In the South, horseback riding, skiing and golf are regarded as exclusive sports due to their high costs. In 2012, North Korea’s gross national income per capita stood at 1.37 million South Korean won, or $1,327 - about one-nineteenth of South Korea’s at 25.59 million won.

In this sense, Kim’s prized sports centers and resorts are reserved only for the privileged few, estimated to be just two million out of the total population of 24 million.

Perhaps ironically, the young leader pledged in his first public speech in April 2012 that he would “never let people tighten their belts [because of hunger] … [They will] enjoy the prosperity of socialism.”

But it has now been two years since that address and North Korea has not changed.

The following year, he called for a “two-track strategy of economic policy and a nuclear weapons program.” Pyongyang claims it currently has a nuclear weapon, which enables the government to use its remaining military budget on boosting the economy.

This situation is different from Kim’s ambitions, however, and likely done out of necessity. At North Korea’s parliamentary meeting on April 9, 2013, in Pyongyang, the domestic annual allotment for national defense accounted for 16 percent of the entire budget, and only dropped by 0.1 percent this year. And despite the state’s ailing economy, analysts are specifically curious as to why Kim is so bent on building large, impractical infrastructure. One theory is that his time studying in Switzerland had a profound impact on the young strongman. The Alps, one of Europe’s greatest mountain ranges, as well as the Alpamare Waterslide, the continent’s biggest indoor water park, are both located there. Officials also found that in one of the newly built modern supermarkets in Pyongyang, where Kim once visited, most of the chocolates available were Swiss-made.

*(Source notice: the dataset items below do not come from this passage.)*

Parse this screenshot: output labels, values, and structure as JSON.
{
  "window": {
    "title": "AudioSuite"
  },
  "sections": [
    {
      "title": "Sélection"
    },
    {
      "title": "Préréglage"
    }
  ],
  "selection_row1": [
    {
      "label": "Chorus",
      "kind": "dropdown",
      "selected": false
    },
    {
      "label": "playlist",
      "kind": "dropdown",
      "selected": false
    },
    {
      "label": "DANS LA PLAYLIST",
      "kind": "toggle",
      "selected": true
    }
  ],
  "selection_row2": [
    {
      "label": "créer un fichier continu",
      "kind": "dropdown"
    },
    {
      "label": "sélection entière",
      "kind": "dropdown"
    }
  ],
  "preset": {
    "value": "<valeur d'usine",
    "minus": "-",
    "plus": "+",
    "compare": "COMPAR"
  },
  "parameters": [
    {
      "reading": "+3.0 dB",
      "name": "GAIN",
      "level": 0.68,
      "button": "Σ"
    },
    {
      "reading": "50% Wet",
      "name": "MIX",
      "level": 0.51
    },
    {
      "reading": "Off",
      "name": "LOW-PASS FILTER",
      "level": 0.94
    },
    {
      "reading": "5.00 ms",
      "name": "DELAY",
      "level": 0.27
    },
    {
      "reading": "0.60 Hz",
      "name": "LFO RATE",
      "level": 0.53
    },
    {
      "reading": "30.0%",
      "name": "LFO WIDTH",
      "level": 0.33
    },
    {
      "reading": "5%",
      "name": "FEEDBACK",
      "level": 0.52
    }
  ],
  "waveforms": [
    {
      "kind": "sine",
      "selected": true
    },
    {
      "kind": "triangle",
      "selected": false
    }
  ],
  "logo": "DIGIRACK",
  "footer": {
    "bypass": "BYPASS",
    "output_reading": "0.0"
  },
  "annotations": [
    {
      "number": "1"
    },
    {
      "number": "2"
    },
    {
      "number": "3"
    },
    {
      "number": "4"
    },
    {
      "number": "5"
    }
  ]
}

Yet there appears to be a sharp divide between his dreams and reality. When he visited the Mangyongdae Funfair in May 2012 in Pyongyang, he scolded officials upon discovering that the amusement park was overrun with weeds and even pulled some of them out himself.

His goal of importing European facilities into the Masikryong Sky Resort was also hampered by UN sanctions. As a result, most of the resort’s equipment and facilities are rusty and dilapidated. His frustrations were perhaps noticeable when Kim was photographed smoking a cigarette on a ski lift in January at the resort’s opening ceremony.

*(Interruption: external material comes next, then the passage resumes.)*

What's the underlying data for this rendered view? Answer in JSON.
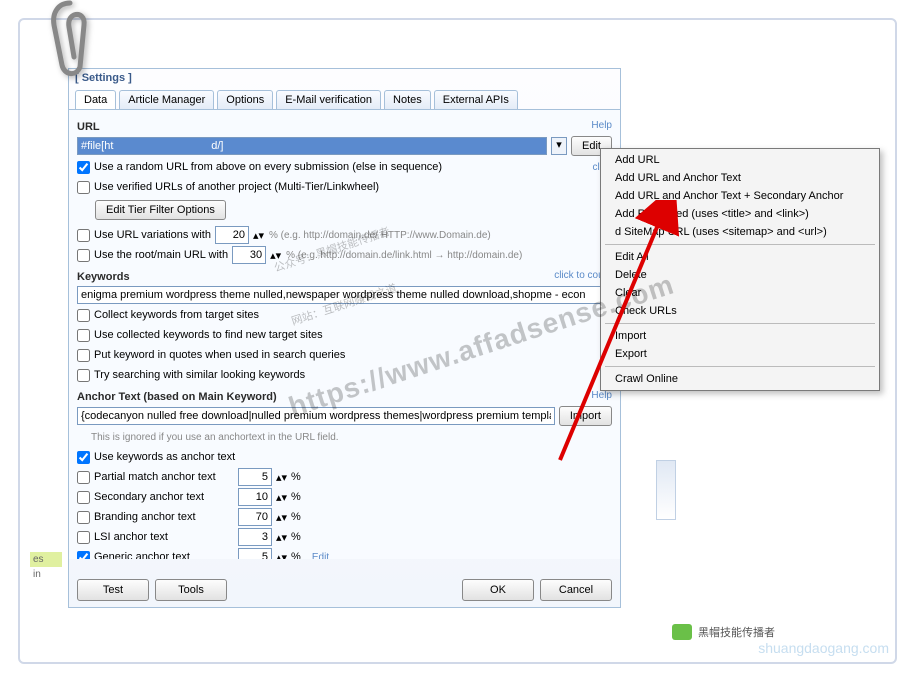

Though at the moment, there appears to be no one in North Korea who is capable of dissuading him from continuing to follow through on his grand plans, and he has few close kin around him. Jang Song-thaek, his influential uncle and one-time guardian, was executed for treason in December, and his aunt, Jang’s wife, has also since been shunned from North Korea’s political inner circle.

Ma Won-chun, a deputy director of the Financial Planning Department under the ruling Workers’ Party, is allegedly considered a rising star under the young leader’s rule and frequently accompanies him at construction sites and on “guidance tours.”

But for Kim Seok-cheol, an engineering professor at Myongji University and a renowned architect, the reason behind Kim’s penchant for larger-than-life infrastructure is simple.

“Architecture speaks for the system,” he said.